В точности тем же самым образом мы и мыслим (или, если придерживаться терминологических различий Андрея Курпатова, интеллектуально функционируем – а это, как известно из его монографии, далеко не всегда совпадает с мышлением). Вступая в акт коммуникации, мы склонны полагать, что сами испытываем или «мыслим» нечто вполне определенное – задача состоит лишь в том, чтобы точно подобрать слова, чтобы сделать нашу мысль или чувство сообщаемыми. При этом остается незамеченным, что эта самая определенность впервые достигается лишь только в языке: мы либо уже когда-то «высказывались по данному поводу» – то есть в буквальном смысле проговаривали что-то кому-то другому или самим себе, либо сделаем это впервые в самом акте коммуникации. В любом случае действительно неконвертируемыми оказываются лишь чистые интенсивности, впрочем, столь же неразличимые нами, как и кем-либо еще. При любых попытках достичь большей «ясности» (различенности, определенности) мы вынуждены прибегнуть к речи, а значит, что в процессе речи не только достигается искомая точность, но и конституируется сама мысль или эмоция. (В теории эмоций описываемый нами феномен носит название эффекта Джеймса – Ланге.). При этом, однако, в подавляющем большинстве случаев нам так не кажется! Как правило, у меня есть совершенно ясное представление о том, что я отчетливо различаю нечто, имею о нем высокодифференцированное понятие. Этот эффект хорошо знаком всем нам по кажущемуся таким естественным ответу: я это знаю, «просто не могу это сформулировать» или «просто не могу это записать».

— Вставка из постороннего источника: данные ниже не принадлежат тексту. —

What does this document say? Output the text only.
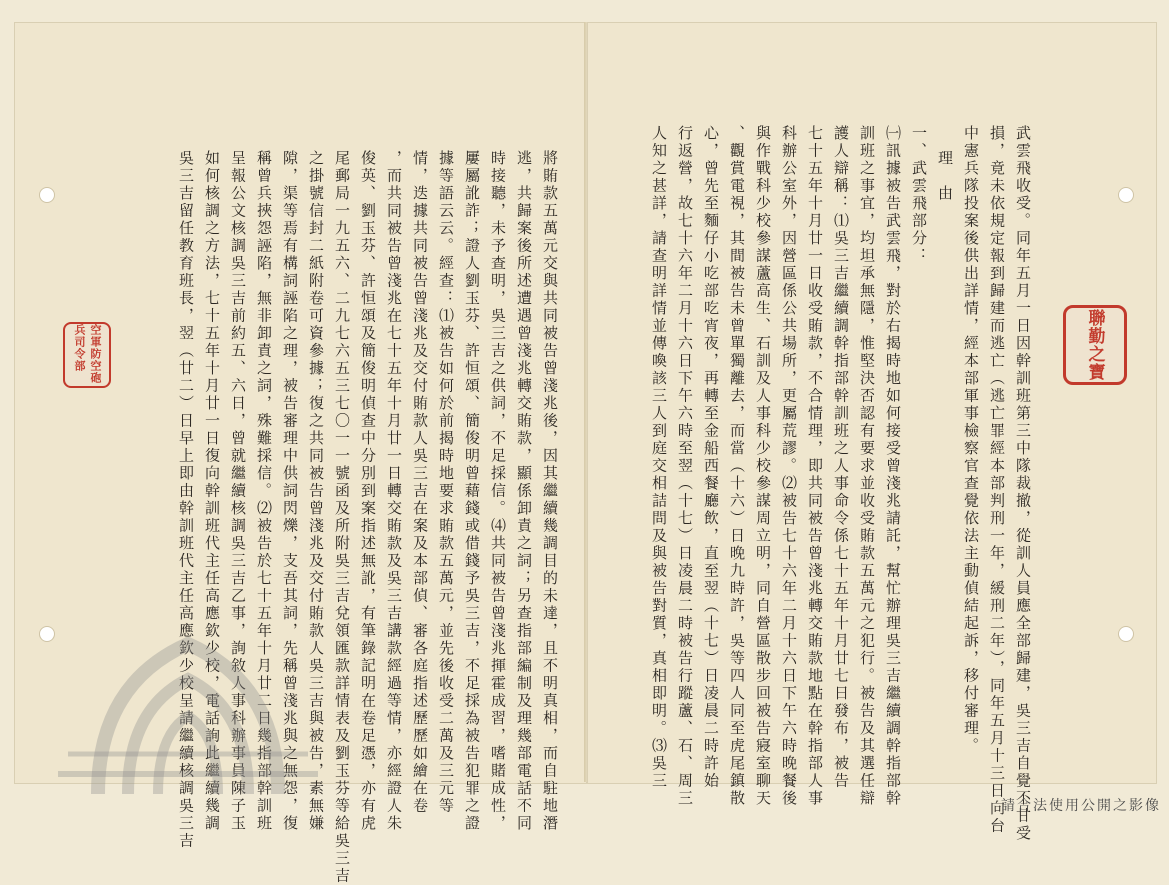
武雲飛收受。同年五月一日因幹訓班第三中隊裁撤，從訓人員應全部歸建，吳三吉自覺不甘受
損，竟未依規定報到歸建而逃亡（逃亡罪經本部判刑一年，緩刑二年），同年五月十三日向台
中憲兵隊投案後供出詳情，經本部軍事檢察官查覺依法主動偵結起訴，移付審理。
理　由
一、武雲飛部分：
㈠訊據被告武雲飛，對於右揭時地如何接受曾淺兆請託，幫忙辦理吳三吉繼續調幹指部幹
訓班之事宜，均坦承無隱，惟堅決否認有要求並收受賄款五萬元之犯行。被告及其選任辯
護人辯稱：⑴吳三吉繼續調幹指部幹訓班之人事命令係七十五年十月廿七日發布，被告
七十五年十月廿一日收受賄款，不合情理，即共同被告曾淺兆轉交賄款地點在幹指部人事
科辦公室外，因營區係公共場所，更屬荒謬。⑵被告七十六年二月十六日下午六時晚餐後
與作戰科少校參謀蘆高生、石訓及人事科少校參謀周立明，同自營區散步回被告寢室聊天
、觀賞電視，其間被告未曾單獨離去，而當（十六）日晚九時許，吳等四人同至虎尾鎮散
心，曾先至麵仔小吃部吃宵夜，再轉至金船西餐廳飲，直至翌（十七）日凌晨二時許始
行返營，故七十六年二月十六日下午六時至翌（十七）日凌晨二時被告行蹤蘆、石、周三
人知之甚詳，請查明詳情並傳喚該三人到庭交相詰問及與被告對質，真相即明。⑶吳三
將賄款五萬元交與共同被告曾淺兆後，因其繼續幾調目的未達，且不明真相，而自駐地潛
逃，共歸案後所述遭遇曾淺兆轉交賄款，顯係卸責之詞；另查指部編制及理幾部電話不同
時接聽，未予查明，吳三吉之供詞，不足採信。⑷共同被告曾淺兆揮霍成習，嗜賭成性，
屢屬訛詐；證人劉玉芬、許恒頌、簡俊明曾藉錢或借錢予吳三吉，不足採為被告犯罪之證
據等語云云。經查：⑴被告如何於前揭時地要求賄款五萬元，並先後收受二萬及三元等
情，迭據共同被告曾淺兆及交付賄款人吳三吉在案及本部偵、審各庭指述歷歷如繪在卷
，而共同被告曾淺兆在七十五年十月廿一日轉交賄款及吳三吉講款經過等情，亦經證人朱
俊英、劉玉芬、許恒頌及簡俊明偵查中分別到案指述無訛，有筆錄記明在卷足憑，亦有虎
尾郵局一九五六、二九七六五三七〇一一號函及所附吳三吉兌領匯款詳情表及劉玉芬等給吳三吉
之掛號信封二紙附卷可資參據；復之共同被告曾淺兆及交付賄款人吳三吉與被告，素無嫌
隙，渠等焉有構詞誣陷之理，被告審理中供詞閃爍，支吾其詞，先稱曾淺兆與之無怨，復
稱曾兵挾怨誣陷，無非卸責之詞，殊難採信。⑵被告於七十五年十月廿二日幾指部幹訓班
呈報公文核調吳三吉前約五、六日，曾就繼續核調吳三吉乙事，詢敘人事科辦事員陳子玉
如何核調之方法，七十五年十月廿一日復向幹訓班代主任高應欽少校，電話詢此繼續幾調
吳三吉留任教育班長，翌（廿二）日早上即由幹訓班代主任高應欽少校呈請繼續核調吳三吉	聯勤之寶
空軍防空砲兵司令部
請合法使用公開之影像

Другими словами, сущностная иллюзия понятности чего бы то ни было наличествует у нас естественным образом до тех пор, пока в сознании не будет каким-то образом представлена информация о непонятности, что, к примеру, и происходит, когда кто-то впервые обращается к нам с вопросом. И наш ответ, кажущийся нам всего лишь реконструкцией и без того имевшегося в нашем сознании понятия (мысли), есть его (ее) конструкция. Читатель «Пространства мышления» безусловно замечает, что даже с обращенными к нам вопросами все обстоит не так просто (уж очень нам хочется продолжать экономить на мышлении
[99]) – и А. В. Курпатов скрупулезно анализирует психические механизмы, которые данные трудности создают, а также разрабатывает ряд нетривиальных методологических приемов, способных заставить нас последовательно и системно сомневаться в кажущихся несомненностях нашего рассудка, и, подобно рассмотренному нами выше трюку с кружками, разглядеть его (рассудка) «слепые пятна»
[100].
Здесь важно, что субъект поведения при попытке формирования и исполнения коммуникативного акта сталкивается с проблемой, аналогичной той, что стоит и перед наблюдателем. Только лишь требования коммуникации вынуждают субъекта делать категориальный выбор, что с необходимостью будет вызывать искажения. Происхождение таких искажений абсолютно идентично искажению, имеющему место при выборе ответа в плохо составленном тесте, который не предусматривает ответа «ничто из перечисленного», и поэтому мы вынуждены выбрать наименее худший ответ. Этолог Д. Макфарланд называет такую деятельность аппроксимирующей фантазией, указывая тем самым на то, что субъект, будучи вынужден как-то именовать свои смутные тенденции и импульсы, неизбежно выражает их так, как если бы они всегда представлялись сознанию не поведенческими склонностями, результирующими многообразие возможных вариантов, а четкими схемами действий и ясно поставленными целями. И поскольку выражающий свои мысли является одновременно и их слушателем, то его собственная речь может оказывать на него некий суггестивный эффект, убеждающий его самого в том, что он всегда был мотивирован именно этими однозначными и четко структурированными целями. Таким образом, поскольку проблема коммуникации никогда не ставилась как проблема четкого различения истины и лжи, а решение преследовало изначально амбивалентные цели самосохранения и сотрудничества, то обращение к созданному таким путем «интерфейсу пользователя» оказывается не самым надежным, когда дело касается разыскания истины.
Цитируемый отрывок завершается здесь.